Le soir, tout devrait ralentir. Et pourtant, chez certains enfants, c’est l’inverse qui se produit. À peine allongés, des pensées débarquent, tournent, reviennent, s’enchaînent.
On les appelle les ruminations. Ce sont des pensées répétitives, souvent négatives, qui entretiennent le stress et empêchent le relâchement.
Résultat : le corps reste en alerte, le cerveau tourne sans relâche et l’endormissement devient difficile.
Heureusement, il existe des solutions pour apaiser votre enfant sans rentrer dans un combat contre ses pensées.
1. Écrire ses pensées… mais pas toujours au bon moment
Écrire peut être une solution pour déposer ce qui déborde. Si l’enfant ne sait pas encore écrire, vous pouvez lui demander ce qu’il a en tête et dessiner ou écrire ses pensées.

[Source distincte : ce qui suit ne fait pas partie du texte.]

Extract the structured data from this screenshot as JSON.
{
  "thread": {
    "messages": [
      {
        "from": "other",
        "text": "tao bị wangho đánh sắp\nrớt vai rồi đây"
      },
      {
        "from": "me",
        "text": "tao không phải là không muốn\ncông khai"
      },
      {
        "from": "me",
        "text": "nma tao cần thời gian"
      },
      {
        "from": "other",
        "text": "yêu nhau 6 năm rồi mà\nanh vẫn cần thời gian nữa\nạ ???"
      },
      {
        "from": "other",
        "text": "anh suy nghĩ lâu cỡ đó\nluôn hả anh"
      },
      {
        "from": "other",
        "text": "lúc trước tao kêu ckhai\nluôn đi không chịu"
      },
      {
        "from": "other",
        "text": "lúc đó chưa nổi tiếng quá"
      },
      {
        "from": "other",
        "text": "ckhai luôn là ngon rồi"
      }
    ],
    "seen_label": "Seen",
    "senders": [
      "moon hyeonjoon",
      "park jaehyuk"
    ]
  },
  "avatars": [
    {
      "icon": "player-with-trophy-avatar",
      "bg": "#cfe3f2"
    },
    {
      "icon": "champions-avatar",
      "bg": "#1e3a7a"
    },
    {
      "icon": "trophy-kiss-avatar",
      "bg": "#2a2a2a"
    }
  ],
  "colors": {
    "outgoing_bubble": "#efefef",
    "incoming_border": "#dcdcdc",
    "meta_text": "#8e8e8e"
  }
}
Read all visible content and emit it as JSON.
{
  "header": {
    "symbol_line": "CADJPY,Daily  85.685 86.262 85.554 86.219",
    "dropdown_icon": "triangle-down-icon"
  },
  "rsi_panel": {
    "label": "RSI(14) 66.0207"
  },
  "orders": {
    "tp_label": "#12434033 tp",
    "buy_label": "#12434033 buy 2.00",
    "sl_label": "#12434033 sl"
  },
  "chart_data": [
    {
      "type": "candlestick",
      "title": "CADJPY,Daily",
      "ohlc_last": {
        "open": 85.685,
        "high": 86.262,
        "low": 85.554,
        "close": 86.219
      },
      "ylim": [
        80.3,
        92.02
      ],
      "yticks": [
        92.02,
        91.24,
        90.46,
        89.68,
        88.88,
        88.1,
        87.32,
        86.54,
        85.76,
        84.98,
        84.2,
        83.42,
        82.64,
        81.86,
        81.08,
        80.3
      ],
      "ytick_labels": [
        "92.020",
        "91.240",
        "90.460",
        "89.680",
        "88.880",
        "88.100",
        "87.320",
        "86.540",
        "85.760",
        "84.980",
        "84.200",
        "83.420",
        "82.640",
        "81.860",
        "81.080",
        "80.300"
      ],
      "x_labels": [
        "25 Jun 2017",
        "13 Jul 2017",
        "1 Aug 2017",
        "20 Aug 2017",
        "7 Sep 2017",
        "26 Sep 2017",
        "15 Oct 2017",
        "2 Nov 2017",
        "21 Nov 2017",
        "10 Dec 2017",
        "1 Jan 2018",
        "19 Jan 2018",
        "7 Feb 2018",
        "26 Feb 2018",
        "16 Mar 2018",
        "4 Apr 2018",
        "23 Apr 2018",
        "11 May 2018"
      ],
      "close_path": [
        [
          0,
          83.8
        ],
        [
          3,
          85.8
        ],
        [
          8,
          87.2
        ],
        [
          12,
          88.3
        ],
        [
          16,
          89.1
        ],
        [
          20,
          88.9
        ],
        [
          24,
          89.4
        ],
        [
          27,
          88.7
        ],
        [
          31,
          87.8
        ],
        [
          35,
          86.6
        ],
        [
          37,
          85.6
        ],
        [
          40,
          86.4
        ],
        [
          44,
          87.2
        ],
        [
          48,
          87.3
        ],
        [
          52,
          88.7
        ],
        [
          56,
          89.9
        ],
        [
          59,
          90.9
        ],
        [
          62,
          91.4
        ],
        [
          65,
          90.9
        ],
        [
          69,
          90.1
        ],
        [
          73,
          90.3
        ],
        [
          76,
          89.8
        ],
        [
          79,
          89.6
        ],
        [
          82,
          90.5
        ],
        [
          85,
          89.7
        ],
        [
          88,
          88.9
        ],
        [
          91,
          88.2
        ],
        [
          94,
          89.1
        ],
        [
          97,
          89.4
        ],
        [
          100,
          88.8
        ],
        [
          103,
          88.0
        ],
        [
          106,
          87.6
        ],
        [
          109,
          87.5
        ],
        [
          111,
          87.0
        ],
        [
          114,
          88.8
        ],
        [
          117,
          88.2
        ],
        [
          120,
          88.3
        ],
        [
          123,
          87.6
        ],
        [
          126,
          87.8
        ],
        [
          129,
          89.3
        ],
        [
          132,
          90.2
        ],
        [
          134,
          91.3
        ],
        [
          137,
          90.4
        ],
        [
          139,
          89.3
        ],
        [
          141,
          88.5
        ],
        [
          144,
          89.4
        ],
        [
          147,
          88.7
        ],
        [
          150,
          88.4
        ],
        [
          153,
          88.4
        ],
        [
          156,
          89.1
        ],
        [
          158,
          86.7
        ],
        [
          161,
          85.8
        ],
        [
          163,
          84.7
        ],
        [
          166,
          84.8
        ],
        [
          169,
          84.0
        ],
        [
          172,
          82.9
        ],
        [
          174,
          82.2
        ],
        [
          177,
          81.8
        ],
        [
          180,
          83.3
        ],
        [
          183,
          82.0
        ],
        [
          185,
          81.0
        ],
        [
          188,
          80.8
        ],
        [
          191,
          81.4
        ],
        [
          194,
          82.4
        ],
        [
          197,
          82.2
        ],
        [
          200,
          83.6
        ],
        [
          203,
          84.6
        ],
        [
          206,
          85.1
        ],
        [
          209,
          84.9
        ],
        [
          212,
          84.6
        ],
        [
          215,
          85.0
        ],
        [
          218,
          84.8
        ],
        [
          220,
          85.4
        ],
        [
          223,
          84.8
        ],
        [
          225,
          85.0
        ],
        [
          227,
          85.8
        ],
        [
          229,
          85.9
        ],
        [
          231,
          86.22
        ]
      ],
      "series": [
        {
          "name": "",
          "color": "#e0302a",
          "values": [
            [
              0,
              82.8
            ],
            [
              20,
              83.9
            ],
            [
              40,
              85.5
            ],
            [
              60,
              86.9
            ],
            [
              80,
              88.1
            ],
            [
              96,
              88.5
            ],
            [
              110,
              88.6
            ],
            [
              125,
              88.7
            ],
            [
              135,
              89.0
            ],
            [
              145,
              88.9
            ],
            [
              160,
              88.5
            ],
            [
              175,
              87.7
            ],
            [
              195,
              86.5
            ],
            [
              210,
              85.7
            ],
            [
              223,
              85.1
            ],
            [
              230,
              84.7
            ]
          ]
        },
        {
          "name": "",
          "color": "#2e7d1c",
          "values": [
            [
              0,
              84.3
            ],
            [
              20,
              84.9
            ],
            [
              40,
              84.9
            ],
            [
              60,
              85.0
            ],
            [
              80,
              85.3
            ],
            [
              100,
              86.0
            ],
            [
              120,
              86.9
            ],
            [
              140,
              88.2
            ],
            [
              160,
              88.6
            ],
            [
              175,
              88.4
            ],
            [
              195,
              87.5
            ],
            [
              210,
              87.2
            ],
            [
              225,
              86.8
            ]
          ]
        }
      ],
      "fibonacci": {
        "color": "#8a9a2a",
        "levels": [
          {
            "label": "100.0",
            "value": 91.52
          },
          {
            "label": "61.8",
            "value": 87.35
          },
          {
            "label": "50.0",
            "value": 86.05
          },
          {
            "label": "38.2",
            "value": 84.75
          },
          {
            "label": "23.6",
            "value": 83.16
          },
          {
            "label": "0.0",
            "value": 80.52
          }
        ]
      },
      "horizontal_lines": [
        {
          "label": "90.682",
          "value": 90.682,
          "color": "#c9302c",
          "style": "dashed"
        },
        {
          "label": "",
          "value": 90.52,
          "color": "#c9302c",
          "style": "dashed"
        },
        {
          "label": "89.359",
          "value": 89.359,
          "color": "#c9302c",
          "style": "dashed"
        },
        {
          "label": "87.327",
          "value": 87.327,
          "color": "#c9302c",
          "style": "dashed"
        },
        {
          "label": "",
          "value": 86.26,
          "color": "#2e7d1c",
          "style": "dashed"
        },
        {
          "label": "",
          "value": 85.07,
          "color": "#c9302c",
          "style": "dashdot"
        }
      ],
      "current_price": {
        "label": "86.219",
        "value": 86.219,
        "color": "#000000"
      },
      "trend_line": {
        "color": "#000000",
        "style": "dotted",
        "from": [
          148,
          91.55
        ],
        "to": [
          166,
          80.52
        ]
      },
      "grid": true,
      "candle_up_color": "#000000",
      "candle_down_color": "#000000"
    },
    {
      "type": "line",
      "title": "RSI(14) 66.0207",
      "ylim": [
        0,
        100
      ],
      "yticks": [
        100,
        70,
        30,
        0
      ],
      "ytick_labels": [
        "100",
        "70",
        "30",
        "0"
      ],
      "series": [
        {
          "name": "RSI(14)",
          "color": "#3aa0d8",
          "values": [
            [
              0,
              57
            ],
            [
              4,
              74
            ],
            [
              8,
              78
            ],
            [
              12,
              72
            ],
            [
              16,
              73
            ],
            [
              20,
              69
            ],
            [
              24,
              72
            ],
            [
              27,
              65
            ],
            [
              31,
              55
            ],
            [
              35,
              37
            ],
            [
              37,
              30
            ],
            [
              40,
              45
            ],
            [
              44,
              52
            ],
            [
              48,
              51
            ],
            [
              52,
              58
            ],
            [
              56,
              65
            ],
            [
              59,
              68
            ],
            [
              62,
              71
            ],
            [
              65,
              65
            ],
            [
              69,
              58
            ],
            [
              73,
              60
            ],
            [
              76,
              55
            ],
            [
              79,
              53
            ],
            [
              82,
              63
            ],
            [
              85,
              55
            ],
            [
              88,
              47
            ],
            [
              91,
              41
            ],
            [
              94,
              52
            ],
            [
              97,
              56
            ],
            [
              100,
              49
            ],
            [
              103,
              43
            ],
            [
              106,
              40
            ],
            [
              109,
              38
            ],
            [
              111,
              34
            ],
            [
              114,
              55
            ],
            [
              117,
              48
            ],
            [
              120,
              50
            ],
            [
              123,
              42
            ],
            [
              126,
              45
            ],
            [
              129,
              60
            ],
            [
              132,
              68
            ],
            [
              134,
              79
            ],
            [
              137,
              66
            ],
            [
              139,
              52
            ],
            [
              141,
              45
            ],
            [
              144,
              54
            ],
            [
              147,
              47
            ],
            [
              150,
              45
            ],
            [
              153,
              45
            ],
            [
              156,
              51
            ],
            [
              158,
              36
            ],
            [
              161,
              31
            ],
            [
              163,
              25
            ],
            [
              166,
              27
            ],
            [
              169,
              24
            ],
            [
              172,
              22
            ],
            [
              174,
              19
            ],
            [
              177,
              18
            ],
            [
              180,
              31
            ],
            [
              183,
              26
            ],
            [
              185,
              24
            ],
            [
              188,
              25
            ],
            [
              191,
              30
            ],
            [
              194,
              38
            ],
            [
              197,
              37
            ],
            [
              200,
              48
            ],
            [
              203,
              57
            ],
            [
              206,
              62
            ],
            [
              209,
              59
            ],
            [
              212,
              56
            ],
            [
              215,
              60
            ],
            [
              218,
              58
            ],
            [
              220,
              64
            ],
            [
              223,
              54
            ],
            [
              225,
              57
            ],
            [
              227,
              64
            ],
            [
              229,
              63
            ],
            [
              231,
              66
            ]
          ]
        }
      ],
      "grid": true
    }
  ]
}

Prévoyez un temps limité pour poser toutes les pensées, comme 10 min, et glissez-les dans une petite boite spécifique.
Si vous vous apercevez que cet exercice ne fonctionne pas le soir, parce qu’il stimule trop l’enfant, essayez plus tôt dans la journée ou dans un mode plus libre, comme le dessins, les mots jetés sans chercher à structurer le propos.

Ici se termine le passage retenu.